On Monday, Ruffalo also called on environmental and social justice groups to come to Flint’s aid.

“It’s no different than the negligence that happened in Louisiana in the aftermath of Hurricane Katrina when certain government officials decided it was better not to fix the dikes, and those dikes failed and those peoples lives were negatively affected,” he said.

Ruffalo said the only “conceivable” justice is for the federal government to declare Flint a national disaster.

“You have to fight for what you love and what you believe in,” he said. “No one is going to do this for you. You’ve got to take it yourself.”

Jones said additional aid for Flint will come when more people demand it.

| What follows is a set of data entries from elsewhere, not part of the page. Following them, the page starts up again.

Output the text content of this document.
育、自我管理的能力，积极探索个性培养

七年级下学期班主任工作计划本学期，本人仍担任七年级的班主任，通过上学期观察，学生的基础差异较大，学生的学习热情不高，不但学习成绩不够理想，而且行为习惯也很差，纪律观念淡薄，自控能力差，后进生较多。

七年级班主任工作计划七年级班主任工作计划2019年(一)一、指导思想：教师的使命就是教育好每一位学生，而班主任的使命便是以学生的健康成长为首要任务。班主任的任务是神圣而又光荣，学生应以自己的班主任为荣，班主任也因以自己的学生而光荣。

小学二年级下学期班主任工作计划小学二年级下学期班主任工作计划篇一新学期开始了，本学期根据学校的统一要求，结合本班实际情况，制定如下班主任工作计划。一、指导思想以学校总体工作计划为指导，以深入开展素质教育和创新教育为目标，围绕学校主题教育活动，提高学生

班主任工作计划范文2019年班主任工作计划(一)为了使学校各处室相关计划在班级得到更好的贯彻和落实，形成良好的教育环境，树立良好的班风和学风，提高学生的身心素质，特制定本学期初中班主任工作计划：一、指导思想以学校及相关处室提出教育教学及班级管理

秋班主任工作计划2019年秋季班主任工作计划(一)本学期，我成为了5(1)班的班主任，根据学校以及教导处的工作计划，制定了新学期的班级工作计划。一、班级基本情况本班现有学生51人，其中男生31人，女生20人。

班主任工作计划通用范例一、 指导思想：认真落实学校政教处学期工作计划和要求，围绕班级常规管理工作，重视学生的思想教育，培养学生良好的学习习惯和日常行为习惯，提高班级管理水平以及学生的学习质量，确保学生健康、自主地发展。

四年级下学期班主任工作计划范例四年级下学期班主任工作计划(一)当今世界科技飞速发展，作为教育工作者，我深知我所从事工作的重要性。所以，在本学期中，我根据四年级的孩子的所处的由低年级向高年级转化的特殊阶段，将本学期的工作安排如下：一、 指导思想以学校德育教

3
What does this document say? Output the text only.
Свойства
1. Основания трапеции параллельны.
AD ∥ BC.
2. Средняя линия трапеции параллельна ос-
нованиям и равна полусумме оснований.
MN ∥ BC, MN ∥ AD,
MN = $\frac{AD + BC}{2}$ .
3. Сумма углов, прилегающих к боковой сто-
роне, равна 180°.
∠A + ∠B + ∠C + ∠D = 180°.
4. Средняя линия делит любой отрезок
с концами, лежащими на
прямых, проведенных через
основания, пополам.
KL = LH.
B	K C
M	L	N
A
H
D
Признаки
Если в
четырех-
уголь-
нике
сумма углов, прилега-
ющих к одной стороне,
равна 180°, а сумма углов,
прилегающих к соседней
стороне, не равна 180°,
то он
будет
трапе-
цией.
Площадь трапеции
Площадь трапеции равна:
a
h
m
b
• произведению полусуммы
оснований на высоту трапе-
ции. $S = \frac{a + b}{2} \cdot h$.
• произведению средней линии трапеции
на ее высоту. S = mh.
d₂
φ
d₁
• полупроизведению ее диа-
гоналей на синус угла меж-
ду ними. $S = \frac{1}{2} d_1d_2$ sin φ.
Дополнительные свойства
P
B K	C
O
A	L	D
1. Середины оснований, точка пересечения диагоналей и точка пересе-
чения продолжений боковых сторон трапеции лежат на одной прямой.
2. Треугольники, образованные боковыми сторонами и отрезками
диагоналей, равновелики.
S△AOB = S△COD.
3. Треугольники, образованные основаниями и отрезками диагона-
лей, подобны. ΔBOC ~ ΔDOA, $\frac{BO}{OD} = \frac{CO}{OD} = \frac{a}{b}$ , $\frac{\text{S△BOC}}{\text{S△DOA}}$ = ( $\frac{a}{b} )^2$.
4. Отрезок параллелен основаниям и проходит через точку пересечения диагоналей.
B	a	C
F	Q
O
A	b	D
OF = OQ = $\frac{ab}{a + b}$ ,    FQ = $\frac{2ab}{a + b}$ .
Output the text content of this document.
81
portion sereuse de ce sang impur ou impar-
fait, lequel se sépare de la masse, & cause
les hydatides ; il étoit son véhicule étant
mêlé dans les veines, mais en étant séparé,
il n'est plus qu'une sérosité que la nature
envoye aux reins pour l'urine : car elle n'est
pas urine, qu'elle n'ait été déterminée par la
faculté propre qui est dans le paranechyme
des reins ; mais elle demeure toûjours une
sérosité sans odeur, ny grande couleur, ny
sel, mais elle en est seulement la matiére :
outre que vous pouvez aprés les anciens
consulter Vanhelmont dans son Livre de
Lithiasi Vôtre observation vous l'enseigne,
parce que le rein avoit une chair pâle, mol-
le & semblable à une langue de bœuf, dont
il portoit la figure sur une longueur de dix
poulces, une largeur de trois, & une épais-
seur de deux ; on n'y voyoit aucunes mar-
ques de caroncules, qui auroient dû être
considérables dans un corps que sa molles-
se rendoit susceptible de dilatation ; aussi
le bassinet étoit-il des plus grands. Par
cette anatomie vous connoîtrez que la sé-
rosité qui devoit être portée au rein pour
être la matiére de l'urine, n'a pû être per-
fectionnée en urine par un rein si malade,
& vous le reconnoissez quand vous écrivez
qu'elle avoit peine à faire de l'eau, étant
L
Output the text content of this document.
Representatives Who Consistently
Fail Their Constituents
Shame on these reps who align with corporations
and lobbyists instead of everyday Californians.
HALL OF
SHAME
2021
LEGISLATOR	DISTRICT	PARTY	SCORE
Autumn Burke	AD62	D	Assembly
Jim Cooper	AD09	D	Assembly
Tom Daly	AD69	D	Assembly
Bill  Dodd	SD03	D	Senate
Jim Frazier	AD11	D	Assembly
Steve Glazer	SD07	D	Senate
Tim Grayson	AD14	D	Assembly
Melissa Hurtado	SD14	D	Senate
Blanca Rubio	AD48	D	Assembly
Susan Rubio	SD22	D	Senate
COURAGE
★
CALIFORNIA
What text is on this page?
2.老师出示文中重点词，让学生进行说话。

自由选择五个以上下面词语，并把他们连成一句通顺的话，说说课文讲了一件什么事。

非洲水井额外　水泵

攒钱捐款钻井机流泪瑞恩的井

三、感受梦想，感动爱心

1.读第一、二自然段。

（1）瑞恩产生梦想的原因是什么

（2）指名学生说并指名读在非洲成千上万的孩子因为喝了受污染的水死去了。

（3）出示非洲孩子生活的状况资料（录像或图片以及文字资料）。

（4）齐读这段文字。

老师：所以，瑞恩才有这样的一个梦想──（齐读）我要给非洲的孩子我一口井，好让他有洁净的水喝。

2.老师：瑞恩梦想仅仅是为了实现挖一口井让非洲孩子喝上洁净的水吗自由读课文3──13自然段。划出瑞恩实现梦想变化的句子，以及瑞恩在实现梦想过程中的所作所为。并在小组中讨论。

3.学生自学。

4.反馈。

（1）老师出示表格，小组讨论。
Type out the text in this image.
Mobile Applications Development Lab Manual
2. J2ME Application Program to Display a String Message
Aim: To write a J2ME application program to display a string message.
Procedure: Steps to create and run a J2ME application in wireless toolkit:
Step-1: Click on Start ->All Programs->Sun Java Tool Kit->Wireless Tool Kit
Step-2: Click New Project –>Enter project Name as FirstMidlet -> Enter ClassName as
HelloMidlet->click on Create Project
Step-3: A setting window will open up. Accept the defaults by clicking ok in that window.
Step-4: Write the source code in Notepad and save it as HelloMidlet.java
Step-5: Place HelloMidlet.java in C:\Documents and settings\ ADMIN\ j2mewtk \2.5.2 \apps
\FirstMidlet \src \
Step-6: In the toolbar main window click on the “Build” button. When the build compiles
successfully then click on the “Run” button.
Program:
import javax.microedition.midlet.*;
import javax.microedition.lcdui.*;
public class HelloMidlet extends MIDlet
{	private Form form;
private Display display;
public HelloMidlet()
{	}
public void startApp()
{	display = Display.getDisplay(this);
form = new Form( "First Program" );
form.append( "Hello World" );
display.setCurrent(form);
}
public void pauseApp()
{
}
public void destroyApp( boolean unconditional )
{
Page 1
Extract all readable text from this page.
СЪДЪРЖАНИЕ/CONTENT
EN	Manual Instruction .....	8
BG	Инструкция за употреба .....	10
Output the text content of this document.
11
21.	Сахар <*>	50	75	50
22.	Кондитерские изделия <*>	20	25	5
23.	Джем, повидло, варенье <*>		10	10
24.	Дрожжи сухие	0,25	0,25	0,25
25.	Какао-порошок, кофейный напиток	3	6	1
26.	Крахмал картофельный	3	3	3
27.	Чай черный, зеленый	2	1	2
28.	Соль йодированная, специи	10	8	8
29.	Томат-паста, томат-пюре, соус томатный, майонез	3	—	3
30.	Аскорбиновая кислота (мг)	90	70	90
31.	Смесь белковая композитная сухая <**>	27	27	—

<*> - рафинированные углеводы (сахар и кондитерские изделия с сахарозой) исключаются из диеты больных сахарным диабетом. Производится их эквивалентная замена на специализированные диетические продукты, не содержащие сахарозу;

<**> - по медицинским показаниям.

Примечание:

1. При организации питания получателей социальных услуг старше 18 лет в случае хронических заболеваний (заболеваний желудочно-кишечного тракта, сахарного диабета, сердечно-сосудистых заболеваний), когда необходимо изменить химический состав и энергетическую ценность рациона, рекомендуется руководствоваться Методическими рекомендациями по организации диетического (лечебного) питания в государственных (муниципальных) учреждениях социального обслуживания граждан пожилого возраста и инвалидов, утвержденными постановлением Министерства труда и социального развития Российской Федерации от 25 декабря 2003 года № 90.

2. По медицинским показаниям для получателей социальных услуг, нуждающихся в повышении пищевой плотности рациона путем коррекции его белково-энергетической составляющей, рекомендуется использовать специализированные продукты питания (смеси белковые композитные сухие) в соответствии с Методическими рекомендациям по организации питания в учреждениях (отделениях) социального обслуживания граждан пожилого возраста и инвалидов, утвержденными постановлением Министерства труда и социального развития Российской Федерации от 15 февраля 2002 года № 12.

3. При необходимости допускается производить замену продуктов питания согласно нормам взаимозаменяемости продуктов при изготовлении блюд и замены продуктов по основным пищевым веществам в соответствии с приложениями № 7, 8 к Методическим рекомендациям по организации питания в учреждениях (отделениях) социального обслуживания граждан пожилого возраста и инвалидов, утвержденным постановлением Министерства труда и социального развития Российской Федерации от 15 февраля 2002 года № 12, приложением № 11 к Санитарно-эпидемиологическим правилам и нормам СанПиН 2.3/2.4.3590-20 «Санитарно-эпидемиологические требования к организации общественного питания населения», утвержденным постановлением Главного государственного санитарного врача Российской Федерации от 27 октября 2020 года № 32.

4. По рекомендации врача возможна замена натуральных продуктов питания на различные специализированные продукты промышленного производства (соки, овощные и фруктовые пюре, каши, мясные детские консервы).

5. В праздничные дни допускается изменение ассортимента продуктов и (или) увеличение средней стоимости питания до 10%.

“I don’t think many ordinary Americans knew about this until this week when it became such a big deal in the presidential campaign,” he said.

Jones added he thinks many people around country also assume the city’s lead problem is being taken care of.

“It’s not being taken care of,” he said. “People in Flint think more is being done than is actually being done. The federal and state government both need to step up.”

Two mothers at the event Monday shared stories of health challenges and loss.

Nakia Wakes, an activist and mother of two, said she believes the health issues she and her family are dealing with was caused by lead-tainted water.

“Both of my sons have tested positive for levels of lead,” she said. “My son has had behavioral problems in school and has been suspended 56 times from school this year.”

Wakes said she will not stop working until all pipes in Flint have been replaced and residents are compensated for their water bills.

Desiree Duell, a single mother, artist and activist, said she became ill with an upper respiratory infection in fall 2014.

“One day, I was getting out of the shower and my ear started bleeding,” she said.

Duell claims hair loss followed until she stopped using Flint water.

“Not only is the water in my house poisoned, my body is poisoned, and I’m trapped in a home I cannot sell,” she said.

Ruffalo, his voice rising as he spoke, responded: “Mothers shouldn’t be having to deliver water to their community. Mothers shouldn’t be up here telling you that they’re losing their hair and that blood is coming out of their ears.”